Doğa dediğin, terörist değildi ki...
Gidip bir başka coğrafyada masumların
üzerine bombalar yağdırarak kuyruğu dik tuttuğunu sanasın!
***
Şimdi de 11 Mart Japonya depremi bu türden
"uygar akıl" ve
"gelişmiş toplum" mitlerini kökünden sarsıyor.
Her on dakikada bir internet sitelerine akan yeni görüntüler
Japon mühendisliğinin kabaran okyanus dalgalarına çare olamadığını ortaya koyuyor.
Sadece o kadar değil...
Japonlarla ilgili bütün dünyadaki
yaygın inançlar ve basmakalıp yargılar da yerle bir oluyor!
Yavaş yavaş anlaşılıyor ki...
Japonların felaketler sırasında
Batılılar gibi paniklemeyişinin modern deprem bilinci ve toplumsal disiplinle ilgisi yok! Bu tavır daha çok kadim
Şinto ve Zen Budizm inançlarından kaynaklanıyor.
Uzakdoğu dövüş sanatları uzmanı ve seyahat yazarı
Robert Twigger dün
Independent' teki yazısında ilginç bir noktanın altını çizmişti.
"Japonlar her zaman bizden daha kadercidir. Acı çekerler ama içlerine atarak. O yüzden paniklemezler" diye yazmıştı Twigger ve şunları eklemişti: "Birçok Japon yer sarsılmaya başladığında
asla kaçmaya kalkışmayacağını söyler. Neden mi? Cevapları açıktır; çünkü bunun bir anlamı yoktur!"
İyi de,
bu düzeyde kaderci bir toplumda her felaket sonrası nasıl oluyor da sağ kalanlar canla başla çalışıp ülkeyi ayağa kaldırıyor?
Yoksa biz
modern Türklerin de zihnine musallat olan iddia yanlış mı? Yani kadercilikle toplumsal ilerleme birbirine karşıt şeyler değil mi?
***
Sorular çok...
Cevaplar cılız...
Farkında mısınız,
doğa sanki bize bir şeyler anlatmaya çalışıyor?

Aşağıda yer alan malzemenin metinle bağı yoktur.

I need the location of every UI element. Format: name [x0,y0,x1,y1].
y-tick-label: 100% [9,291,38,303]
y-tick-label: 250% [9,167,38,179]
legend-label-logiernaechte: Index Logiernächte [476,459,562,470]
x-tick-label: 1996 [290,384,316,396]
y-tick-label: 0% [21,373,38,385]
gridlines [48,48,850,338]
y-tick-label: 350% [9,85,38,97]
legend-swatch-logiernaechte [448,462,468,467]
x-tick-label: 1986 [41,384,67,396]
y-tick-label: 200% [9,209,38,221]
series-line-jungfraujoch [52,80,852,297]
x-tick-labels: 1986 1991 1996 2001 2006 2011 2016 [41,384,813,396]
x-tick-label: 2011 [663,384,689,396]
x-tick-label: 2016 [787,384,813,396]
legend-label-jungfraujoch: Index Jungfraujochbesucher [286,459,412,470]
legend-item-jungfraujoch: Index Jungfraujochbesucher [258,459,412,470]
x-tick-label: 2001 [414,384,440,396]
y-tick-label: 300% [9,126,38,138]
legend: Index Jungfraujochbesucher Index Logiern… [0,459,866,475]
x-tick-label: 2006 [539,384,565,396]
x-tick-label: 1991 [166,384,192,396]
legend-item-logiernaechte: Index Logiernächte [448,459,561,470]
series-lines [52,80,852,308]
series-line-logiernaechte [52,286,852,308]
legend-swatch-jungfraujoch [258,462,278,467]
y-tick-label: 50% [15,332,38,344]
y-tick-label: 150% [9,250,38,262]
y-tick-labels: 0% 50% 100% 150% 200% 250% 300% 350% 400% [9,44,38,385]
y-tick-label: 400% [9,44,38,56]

Hayır! Kendisiyle ilgili değil,
İNSAN'la ilgili bir şeyler.
Demek ki...
Yeni bir bakışla...
Kültüre, tarihe, topluma ilişkin sorgulayıp öğrenmemiz gereken çok şey var.
Belki
çoktandır kapağını açıp okumaya yanaşmadığımız kitapları en baştan ve yeni bir gözle okumanın zamanı da gelmiştir!